Megan went back to school and started rowing again. “I won a conference championship medal a month after seeing Dr. Sisti,” says Megan. “I finished the season and my classes and was fine until the fall of 2008 when I started to get really bad headaches. They were so bad they made me throw up.”

Another CT scan showed that the cyst had grown. Megan went home for Thanksgiving and had an MRI. “We sent the scans to Dr. Sisti,” says Megan. “He said that because the cyst had grown, it was now blocking the spinal fluid and it could be fatal.”

Dr. Sisti told Megan she was going to need surgery to remove the cyst and to stop all physical activity. “Being an athlete, that was hard for me. I had always worked out every day.”

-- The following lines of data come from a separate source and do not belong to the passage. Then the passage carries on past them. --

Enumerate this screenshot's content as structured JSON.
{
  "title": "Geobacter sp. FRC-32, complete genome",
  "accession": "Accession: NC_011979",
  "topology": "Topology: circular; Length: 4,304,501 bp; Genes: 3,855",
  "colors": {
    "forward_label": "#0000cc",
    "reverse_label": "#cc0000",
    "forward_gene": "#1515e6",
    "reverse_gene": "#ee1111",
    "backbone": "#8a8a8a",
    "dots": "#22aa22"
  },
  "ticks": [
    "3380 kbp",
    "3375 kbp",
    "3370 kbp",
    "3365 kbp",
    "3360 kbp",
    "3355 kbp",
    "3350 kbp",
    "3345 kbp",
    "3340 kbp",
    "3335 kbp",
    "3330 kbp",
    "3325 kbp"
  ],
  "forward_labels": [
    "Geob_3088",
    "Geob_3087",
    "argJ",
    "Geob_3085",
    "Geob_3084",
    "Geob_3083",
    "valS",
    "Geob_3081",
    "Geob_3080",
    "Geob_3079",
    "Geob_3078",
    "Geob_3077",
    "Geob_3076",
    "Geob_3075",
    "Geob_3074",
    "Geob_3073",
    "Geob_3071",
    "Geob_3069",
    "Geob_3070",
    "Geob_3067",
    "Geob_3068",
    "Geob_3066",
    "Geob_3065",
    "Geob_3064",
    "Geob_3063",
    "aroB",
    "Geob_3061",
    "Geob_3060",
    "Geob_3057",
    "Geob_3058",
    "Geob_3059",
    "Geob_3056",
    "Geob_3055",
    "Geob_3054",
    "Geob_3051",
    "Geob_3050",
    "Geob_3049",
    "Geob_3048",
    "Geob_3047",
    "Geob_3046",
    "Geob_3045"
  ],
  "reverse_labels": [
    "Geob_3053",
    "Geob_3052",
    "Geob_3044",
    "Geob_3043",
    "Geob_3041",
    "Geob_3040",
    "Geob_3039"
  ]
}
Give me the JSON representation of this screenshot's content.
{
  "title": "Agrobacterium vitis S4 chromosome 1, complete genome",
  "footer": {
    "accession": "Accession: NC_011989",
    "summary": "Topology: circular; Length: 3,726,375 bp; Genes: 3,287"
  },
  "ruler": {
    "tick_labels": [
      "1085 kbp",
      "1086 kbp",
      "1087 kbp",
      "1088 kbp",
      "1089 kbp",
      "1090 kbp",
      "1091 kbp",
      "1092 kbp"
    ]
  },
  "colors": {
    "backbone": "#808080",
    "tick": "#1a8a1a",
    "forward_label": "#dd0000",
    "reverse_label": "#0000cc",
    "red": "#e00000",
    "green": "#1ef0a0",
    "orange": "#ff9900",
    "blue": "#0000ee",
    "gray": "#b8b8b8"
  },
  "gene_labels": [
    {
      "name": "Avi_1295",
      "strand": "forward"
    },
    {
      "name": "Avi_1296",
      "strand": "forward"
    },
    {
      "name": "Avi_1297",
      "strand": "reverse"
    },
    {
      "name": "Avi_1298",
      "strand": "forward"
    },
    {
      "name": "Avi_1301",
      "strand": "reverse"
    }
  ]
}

Megan’s surgery was scheduled for the second week in December. “It was shocking that it was happening so fast,” says Megan. “It meant I had to take my exams early. I powered through my schoolwork. It helped distract me. I got my best GPA that semester–I work well under pressure.”

On December 12, 2008, Megan and her family arrived at Columbia Presbyterian at 4:00 am. The surgery took seven hours. “During the entire surgery they kept coming out to give my family updates,” says Megan.” Apparently, when they do the surgery they have to keep coating the brain with water to keep it hydrated so my parents said the surgeons were completely wet.”

Megan was in the hospital for just three days. “Dr. Sisti’s care and concern for my well-being did not end as soon as my surgery was over,” she says. “While I was recovering in both the ICU, as well as the regular wing, Dr. Sisti made it a point to check on me regularly.”

By mid-January, Dr. Sisti gave Megan the go ahead to start rowing again. Megan was back in school by the end of the month and she has been symptom-free ever since.

Megan is now in her second semester at Maurer School of Law at Indiana University in Bloomington, Indiana. “I love it here. I had always wanted to go to law school,” says Megan. “My Grandpa, Dad, aunts and uncles are all lawyers. Before the surgery, I was afraid I wouldn’t be able to become a lawyer. Now, here I am.”

Though law school keeps her busy, Megan is still active in athletics. “Sports will always be part of my life,” says Megan. “A year after surgery, I ran the Chicago Half marathon and this October I will be running the Chicago full marathon. Dr. Sisti absolutely saved my life, and thanks to his incredible surgical skills and resources, I’m living out the life that I’ve always imagined for myself, with no neurological complications.”